One of the biggest scandals of the economic bailout bill passed last fall has to with how the $350 billion set aside for banks through TARP funds was spent. The money was meant to be spent in helping Americans avoid foreclosure. It was supposed to loosen up cash flow and banks were supposed to use that money to refinance homes and engage in loan modification so that foreclosures could be limited. Unfortunately, there is precious little evidence that the money went to help people in foreclosure; instead the banks are collectively sitting on a massive cash reserve. It’s little wonder people are upset that the likely release of the remaining TARP funds may end up doing little beyond enriching big banks while regular folks continue to struggle with foreclosure, unable to avoid watching their homes go under.

So, in an effort to force transparency and accountability, the FDIC is requiring banks to report on how they spent TARP funds they received. Naturally, the American Bankers Association is spinning for all their worth, reports Real Estate Pro Articles:

According to Wayne Abernathy, a top executive of the American Bankers Association, the FDIC directive will give them the opportunity to show how the federal funds enabled association members to continue providing affordable loans to consumers and help mortgage borrowers avoid foreclosure.

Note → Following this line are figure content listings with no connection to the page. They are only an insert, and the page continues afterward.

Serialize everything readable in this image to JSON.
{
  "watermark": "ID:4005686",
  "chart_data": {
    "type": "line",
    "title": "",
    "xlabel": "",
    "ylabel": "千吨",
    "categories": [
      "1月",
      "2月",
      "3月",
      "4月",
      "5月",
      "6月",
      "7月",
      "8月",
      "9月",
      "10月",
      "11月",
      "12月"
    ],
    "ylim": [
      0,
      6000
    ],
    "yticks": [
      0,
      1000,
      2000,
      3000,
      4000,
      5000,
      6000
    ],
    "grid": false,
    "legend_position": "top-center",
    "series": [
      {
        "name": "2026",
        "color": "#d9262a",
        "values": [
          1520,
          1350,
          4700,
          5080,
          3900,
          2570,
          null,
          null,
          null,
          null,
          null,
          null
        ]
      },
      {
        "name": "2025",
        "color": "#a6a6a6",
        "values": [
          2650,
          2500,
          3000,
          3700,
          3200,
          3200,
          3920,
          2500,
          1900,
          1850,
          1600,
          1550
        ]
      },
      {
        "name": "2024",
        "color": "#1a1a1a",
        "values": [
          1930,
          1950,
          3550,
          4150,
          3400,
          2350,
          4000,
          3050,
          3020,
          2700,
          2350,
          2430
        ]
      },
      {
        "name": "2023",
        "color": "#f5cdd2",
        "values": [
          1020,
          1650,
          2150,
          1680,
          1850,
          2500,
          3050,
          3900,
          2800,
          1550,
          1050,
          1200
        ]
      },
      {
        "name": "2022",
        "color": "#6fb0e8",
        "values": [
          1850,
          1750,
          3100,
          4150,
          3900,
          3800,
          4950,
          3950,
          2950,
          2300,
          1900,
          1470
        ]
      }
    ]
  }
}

I’m not so sure about that. I suppose the loans have been more affordable, in that mortgage interest rates have been so low, but precious few people have been approved, and many of the people in foreclosure trouble are not actually being helped. But it’s a nice thought. Incoming president, Barack Obama, and his economic team claim that they will hold banks receiving the second half of TARP funds even more accountable, and that they will attach strings requiring limits to executive compensation and demanding the allocation of funds to directly help those in danger of foreclosure.